Tuesday, May 15, 2018

From Farrar-Straus to My House

"The right stuff is the uncritical willingness to face danger."  The Right Stuff, Tom Wolfe (1979).

Noting the passing of Tom Wolfe - author, journalist...story teller.

Book buying was different in the latter stages of the Twentieth Century. Book stores abounded, small and large. Browsing was in and of itself an adventure, part of the charm. To run one's hand over a cover, read a few introductory pages, maybe look at pictures. Then, there was the Book-Of-The-Month Club.

It involved a sort of bait and switch, if that can be seen as a fair label for an accepted procedure. A card would arrive. If one did not want the monthly selection, just mail back the card. Well, I forgot to do that once. The featured selection arrived while I was at work.

The Right Stuff. It was a book about airplanes, and the early years of America's space program. Well... In the privacy of my low-rent apartment I poured a beer, cracked open the book (you do remember the sound, and the fragrance...right?) and started reading.

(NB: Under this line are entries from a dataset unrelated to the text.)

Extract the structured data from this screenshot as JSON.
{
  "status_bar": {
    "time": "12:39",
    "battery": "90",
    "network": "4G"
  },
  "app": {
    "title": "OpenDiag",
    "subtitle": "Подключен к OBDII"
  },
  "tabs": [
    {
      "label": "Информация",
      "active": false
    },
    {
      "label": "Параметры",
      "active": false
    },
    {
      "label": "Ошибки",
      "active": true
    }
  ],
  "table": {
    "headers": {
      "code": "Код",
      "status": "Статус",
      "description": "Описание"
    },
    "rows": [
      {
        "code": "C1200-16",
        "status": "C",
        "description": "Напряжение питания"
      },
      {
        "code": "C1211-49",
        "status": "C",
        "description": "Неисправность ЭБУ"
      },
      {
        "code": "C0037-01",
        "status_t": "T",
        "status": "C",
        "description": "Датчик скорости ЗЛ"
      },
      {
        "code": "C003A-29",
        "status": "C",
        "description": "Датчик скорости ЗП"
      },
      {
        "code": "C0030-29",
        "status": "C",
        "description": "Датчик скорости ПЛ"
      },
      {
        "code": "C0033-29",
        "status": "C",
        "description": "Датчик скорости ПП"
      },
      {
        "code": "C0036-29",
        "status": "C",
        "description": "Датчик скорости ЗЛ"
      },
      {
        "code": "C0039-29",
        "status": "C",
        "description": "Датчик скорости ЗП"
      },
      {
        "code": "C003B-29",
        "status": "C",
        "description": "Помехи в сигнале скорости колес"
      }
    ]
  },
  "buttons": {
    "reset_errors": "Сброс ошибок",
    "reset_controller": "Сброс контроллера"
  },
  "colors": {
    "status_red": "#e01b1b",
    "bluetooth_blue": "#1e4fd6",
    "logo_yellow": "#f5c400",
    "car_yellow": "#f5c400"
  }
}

Wolfe starts with an airplane accident, but from the point of view of Jane Conrad, whose husband Pete was a Navy pilot. Wolfe describes the phone tree of chance, the exchanges of informational snippets among Navy base wives when "something" had happened to someone. We see inside of the anxiety, the horrible uncertainty, and the gnawing fear service wives (this was the 1950s, after all) endured even in peacetime. Mrs. Conrad knows the drill, and when military personnel approach her door she just knows that "something" has happened to Pete.

In fact, Lieutenant Conrad is slogging through the muck of a primordial bog, looking for the airplane that has crashed. It is his job to conduct an on-scene investigation. He finds the aircraft - and the pilot, who is a friend. But, the friend has been decapitated. Wolfe's description of the moment Pete discovers how is pure storytelling gold.

The more I read the book, the more I felt a certain, if humble, connection to these men. I had begun my career as a police officer during a time when more than two hundred men and women were killed while on duty each year. I shared in the pilot's sense of humor (Wolfe's retelling of the pilots' stories about "Accident-prone Mitch Johnson" and his scrapes with certain death are worth the price of the book) and the way they accepted the dangers they faced. And I found, in his words, the way to remind myself that I was willing to face danger, as were my friends. It gave me peace during a time of great personal uncertainty.

Wolfe's other books were quirky, counter-culture. The Kandy-Kolored Tangerine-Flake Streamline Baby? I enjoyed From Bauhaus to Our House, improbably about architecture. I soldiered through Bonfire of the Vanities not because the subject appealed, but because Wolfe can tell a compelling story.

Wolfe was not without his critics. Neil Armstrong was a fan of the story Wolfe wrote about the astronauts, he said. But, the author had played loose and fast with the facts. It must be said that Wolfe had labeled Armstrong as something of an automaton. Who knows, maybe they were both right.

But it was Wolfe's treatment of Chuck Yeager, the first man to officially exceed the sound barrier, that made the book - and Yeager - famous to those of us for whom the pilot had been a distant historical figure. It seems that Yeager and his friends were known to "knock back a few" at the slightest provocation. The sun setting, for example. Yeager, after a few drinks, decided to go horseback riding just hours before his flight. It didn't end well.

The day of his attempt to break the sound barrier in October 1947, he climbed into his plane - Glamorous Glennis - and discovered that, because of the ribs he had broken after falling off of his horse, he could not close the hatch on his aircraft.

The solution, provided by his friend and fellow pilot Jack Ridley, involved...

But, that would deprive you of the great gift Wolfe possessed. He tells this, and other incredible stories, so well that it is impossible not to be drawn into the book.

Mr. Wolfe, you had an incredible gift. Thank you for sharing it.


2 comments:

  1. How you write pure storytelling gold, to coin a phrase, on such short notice is an immense gift, and craft. Great stuff. The right stuff, in fact.